On behalf of its white-coated plaintiffs, Alliance Defending Freedom attorneys filed suit Wednesday in the U.S. District Court of New Mexico. The case is Lacy v. Balderas.
New Mexico allows assisted suicide in its borders after Gov. Michelle Lujan Grisham signed the End-of-Life Options Act into law in 2021.
Physician-assisted suicide is also known as medical aid in dying, or MAID.
In the state legislature, the bill was promoted and defended by the group Compassion and Choices, which urged New Mexico to become the 10th state to allow MAID for terminally ill people.
“This law is a momentous achievement,” Kim Callinan, the CEO of Compassion and Choices, said in a statement last year, “for terminally ill New Mexicans who have fought until their last breaths to expand and improve end-of-life care options in New Mexico.”
Way down in that self-congratulatory press release, however, is the reason for the ADF lawsuit. The new state law:
Clarifies that if a health care provider objects to participating medical aid in dying that they must inform the individual and refer the individual to either a health care provider who is able and willing to carry out the individual's request or to another individual or entity to assist the requesting individual in seeking medical aid in dying.

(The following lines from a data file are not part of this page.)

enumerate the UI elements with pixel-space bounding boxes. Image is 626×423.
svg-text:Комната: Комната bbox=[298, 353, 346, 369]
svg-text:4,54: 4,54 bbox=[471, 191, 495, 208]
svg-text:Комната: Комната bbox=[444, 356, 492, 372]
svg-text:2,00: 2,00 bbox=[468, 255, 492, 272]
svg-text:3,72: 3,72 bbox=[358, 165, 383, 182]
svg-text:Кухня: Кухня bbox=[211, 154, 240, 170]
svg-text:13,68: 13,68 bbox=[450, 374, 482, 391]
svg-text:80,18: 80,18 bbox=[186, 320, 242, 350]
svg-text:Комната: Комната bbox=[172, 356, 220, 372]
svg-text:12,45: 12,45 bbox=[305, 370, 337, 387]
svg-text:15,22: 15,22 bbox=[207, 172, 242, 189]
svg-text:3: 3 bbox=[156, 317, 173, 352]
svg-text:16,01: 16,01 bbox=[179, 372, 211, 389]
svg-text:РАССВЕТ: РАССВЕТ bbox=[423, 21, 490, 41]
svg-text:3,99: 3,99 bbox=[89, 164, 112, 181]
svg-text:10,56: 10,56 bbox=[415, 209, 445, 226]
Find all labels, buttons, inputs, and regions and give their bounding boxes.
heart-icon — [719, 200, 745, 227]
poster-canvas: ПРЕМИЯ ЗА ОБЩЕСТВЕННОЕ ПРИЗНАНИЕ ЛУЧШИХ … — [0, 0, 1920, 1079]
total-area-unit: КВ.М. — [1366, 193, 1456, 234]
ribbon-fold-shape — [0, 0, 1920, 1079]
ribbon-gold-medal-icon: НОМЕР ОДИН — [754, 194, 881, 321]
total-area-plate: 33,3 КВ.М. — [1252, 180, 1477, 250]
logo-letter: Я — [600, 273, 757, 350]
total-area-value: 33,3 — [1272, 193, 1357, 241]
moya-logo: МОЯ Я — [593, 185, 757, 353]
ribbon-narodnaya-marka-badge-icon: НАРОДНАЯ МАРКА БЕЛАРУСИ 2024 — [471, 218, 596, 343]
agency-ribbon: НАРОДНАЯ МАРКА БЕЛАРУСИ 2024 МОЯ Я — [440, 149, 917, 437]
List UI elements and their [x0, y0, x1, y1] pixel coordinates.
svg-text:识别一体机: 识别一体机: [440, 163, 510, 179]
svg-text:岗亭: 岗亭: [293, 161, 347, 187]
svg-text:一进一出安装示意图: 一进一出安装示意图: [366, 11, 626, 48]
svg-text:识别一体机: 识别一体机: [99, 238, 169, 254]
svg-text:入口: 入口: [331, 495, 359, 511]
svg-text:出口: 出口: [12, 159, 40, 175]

In plain English, the state law requires an objecting physician to indirectly help patients kill themselves by finding them a more willing doctor.
According to ADF attorney Christy Hirsch, that uncompromising requirement, and the threat of revoking the medical license of anyone who refuses, proved too much for some physicians who asked ADF to help them fight it.
“The government cannot force healthcare professionals,” she says, “to violate their medical ethics, or their religious convictions, in order to practice medicine."
The new law’s promise to punish non-complaint doctors is not mentioned in the Compassion and Choices press release.